Mientras tanto, los políticos nacionales no se cansaban de vociferar acerca de su peligrosidad y desquiciamiento.

No creo que la virulencia de esta reacción se deba solo a que la excarcelada es senderista. Si fuera así, ya habríamos visto este triste espectáculo varias veces antes. Tampoco porque es senderista, y blanca, y de clase media alta, sino más precisamente porque, como el personaje de “Por qué hacen tanto ruido” (Carmen Ollé, 1992), Maritza tiene ahora el estigma de ser una “blanca sucia”. Es decir, una mujer expulsada de su casta. Una descastada.

Repetir aquel recurso tan común en la Edad Media de condenar a los indeseables a vagar errantes cargando su estigma por el mundo resulta hoy de una torpeza sin nombre. Si de lo que se trata es de crear un país más seguro, mucho más inteligente sería seguir el ejemplo de Colombia y su acuerdo de paz. Si las FARC finalmente alcanzaron la gracia y pidieron perdón, por qué no se podría trabajar con ese modelo. Por qué insistir, azuzando al público, en que el negacionismo de Sendero será eterno. Por qué no trabajar con otras tramas.

Pero no todo está perdido. Entre las poquísimas voces de cordura que se han escuchado estos días de tanto ruido y zozobra destacan las de dos hijos de la violencia. La madre de Daina D’Achille fue ejecutada por Sendero, y los padres de José Carlos Agüero por las fuerzas del Estado. Durante veinticinco años Daina mantuvo su dolor enterrado. Hasta que sucedió lo inexplicable cuando un buen día escuchó a José Carlos en la televisión. “El ponía en palabras muchas cosas que tal vez yo sentía, pero que no podía ordenar y decir”, dice en su entrevista en “Somos”. Entonces fue a buscarlo y conversaron. Y ahí encontró el hilo que la llevaría a su proceso de duelo.

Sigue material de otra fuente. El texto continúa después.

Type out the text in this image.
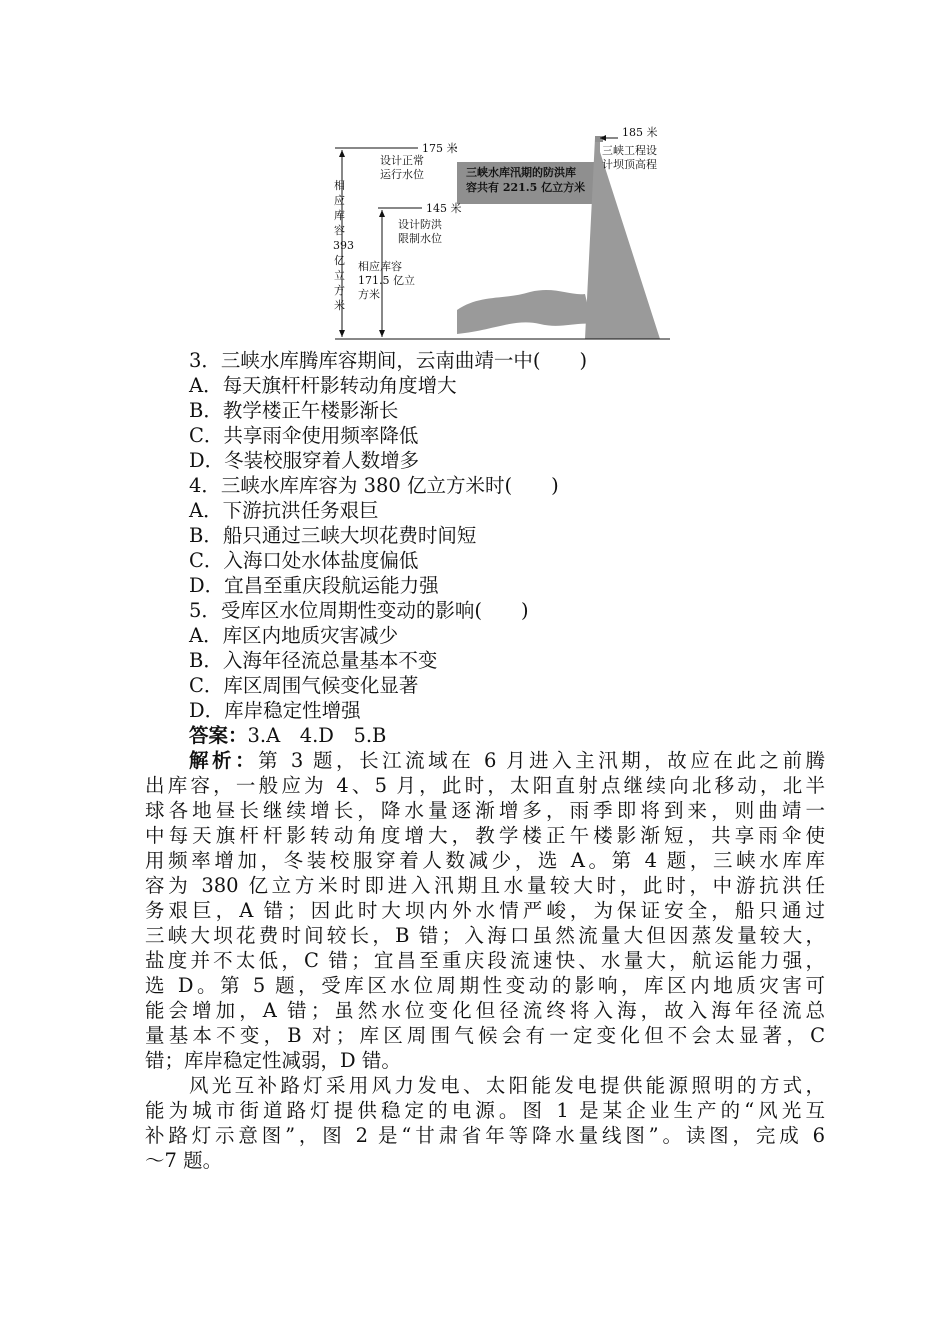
175 米
145 米
185 米
设计正常
运行水位	三峡水库汛期的防洪库
容共有 221.5 亿立方米
三峡工程设
计坝顶高程
设计防洪
限制水位
相应库容
171.5 亿立
方米
相
应
库
容
393
亿
立
方
米
3．三峡水库腾库容期间，云南曲靖一中(　　)
A．每天旗杆杆影转动角度增大
B．教学楼正午楼影渐长
C．共享雨伞使用频率降低
D．冬装校服穿着人数增多
4．三峡水库库容为 380 亿立方米时(　　)
A．下游抗洪任务艰巨
B．船只通过三峡大坝花费时间短
C．入海口处水体盐度偏低
D．宜昌至重庆段航运能力强
5．受库区水位周期性变动的影响(　　)
A．库区内地质灾害减少
B．入海年径流总量基本不变
C．库区周围气候变化显著
D．库岸稳定性增强
答案：3.A　4.D　5.B
解析：第 3 题，长江流域在 6 月进入主汛期，故应在此之前腾
出库容，一般应为 4、5 月，此时，太阳直射点继续向北移动，北半
球各地昼长继续增长，降水量逐渐增多，雨季即将到来，则曲靖一
中每天旗杆杆影转动角度增大，教学楼正午楼影渐短，共享雨伞使
用频率增加，冬装校服穿着人数减少，选 A。第 4 题，三峡水库库
容为 380 亿立方米时即进入汛期且水量较大时，此时，中游抗洪任
务艰巨，A 错；因此时大坝内外水情严峻，为保证安全，船只通过
三峡大坝花费时间较长，B 错；入海口虽然流量大但因蒸发量较大，
盐度并不太低，C 错；宜昌至重庆段流速快、水量大，航运能力强，
选 D。第 5 题，受库区水位周期性变动的影响，库区内地质灾害可
能会增加，A 错；虽然水位变化但径流终将入海，故入海年径流总
量基本不变，B 对；库区周围气候会有一定变化但不会太显著，C
错；库岸稳定性减弱，D 错。
风光互补路灯采用风力发电、太阳能发电提供能源照明的方式，
能为城市街道路灯提供稳定的电源。图 1 是某企业生产的“风光互
补路灯示意图”，图 2 是“甘肃省年等降水量线图”。读图，完成 6
～7 题。
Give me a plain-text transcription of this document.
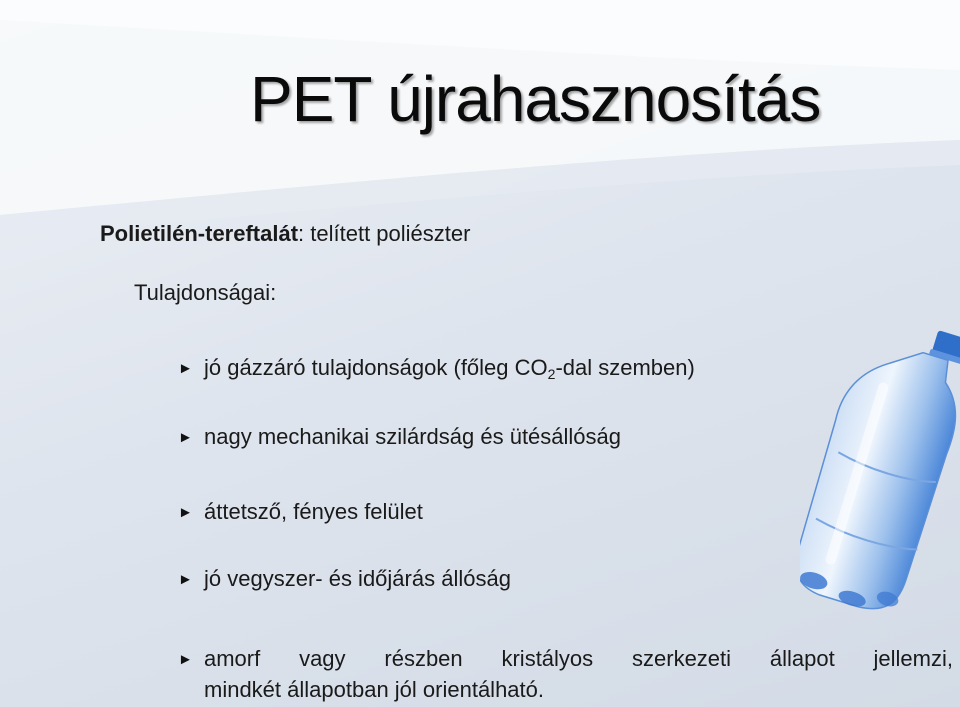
PET újrahasznosítás
Polietilén-tereftalát: telített poliészter
Tulajdonságai:
► jó gázzáró tulajdonságok (főleg $CO_2$-dal szemben)
► nagy mechanikai szilárdság és ütésállóság
► áttetsző, fényes felület
► jó vegyszer- és időjárás állóság
► amorf vagy részben kristályos szerkezeti állapot jellemzi,
mindkét állapotban jól orientálható.
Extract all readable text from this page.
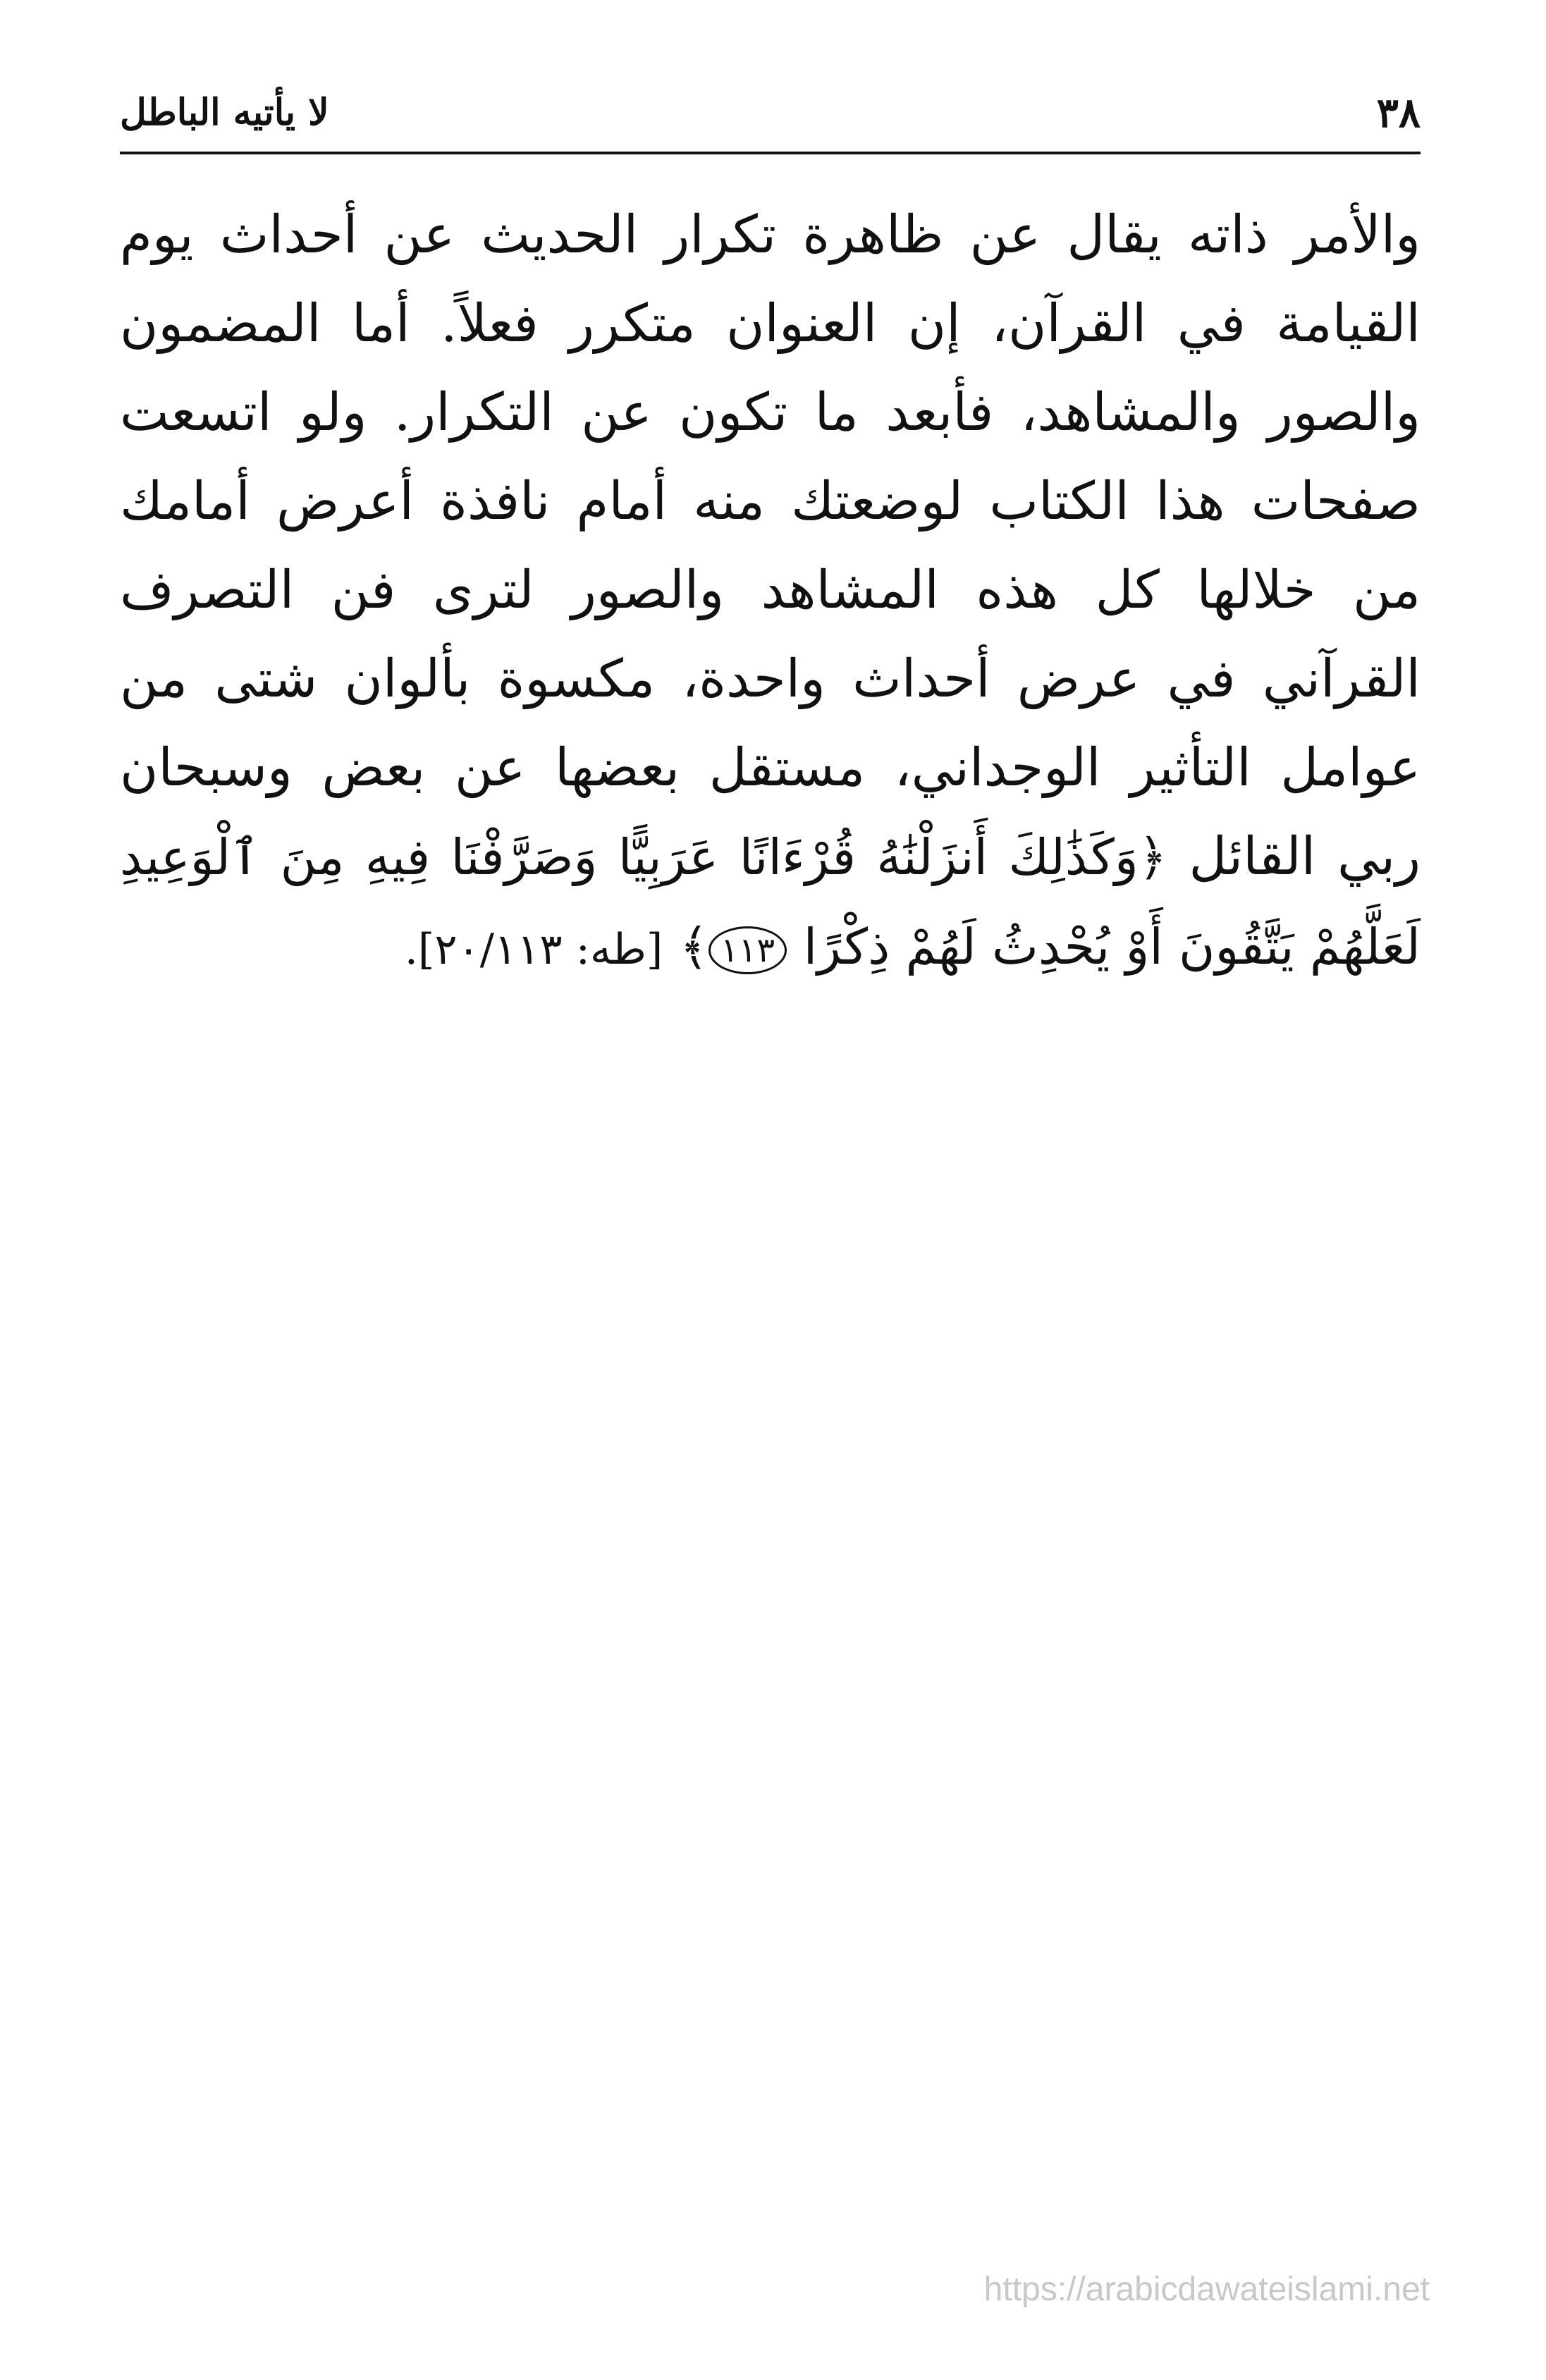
٣٨
لا يأتيه الباطل

والأمر ذاته يقال عن ظاهرة تكرار الحديث عن أحداث يوم القيامة في القرآن، إن العنوان متكرر فعلاً. أما المضمون والصور والمشاهد، فأبعد ما تكون عن التكرار. ولو اتسعت صفحات هذا الكتاب لوضعتك منه أمام نافذة أعرض أمامك من خلالها كل هذه المشاهد والصور لترى فن التصرف القرآني في عرض أحداث واحدة، مكسوة بألوان شتى من عوامل التأثير الوجداني، مستقل بعضها عن بعض وسبحان ربي القائل ﴿وَكَذَٰلِكَ أَنزَلْنَٰهُ قُرْءَانًا عَرَبِيًّا وَصَرَّفْنَا فِيهِ مِنَ ٱلْوَعِيدِ لَعَلَّهُمْ يَتَّقُونَ أَوْ يُحْدِثُ لَهُمْ ذِكْرًا ١١٣﴾ [طه: ٢٠/١١٣].

https://arabicdawateislami.net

De no haber sido porque Daina se abrió a la voz del hijo del enemigo, tan huérfano como ella, hoy ella seguiría deseando que el fantasma que mató a su madre desapareciera también en alguna barca a la deriva por la Panamericana Norte.Optó sin embargo por conocerlo y abrirse a la complejidad del debate. Ojalá el país sepa oír su propio llamado y tome rumbos más productivos y éticos.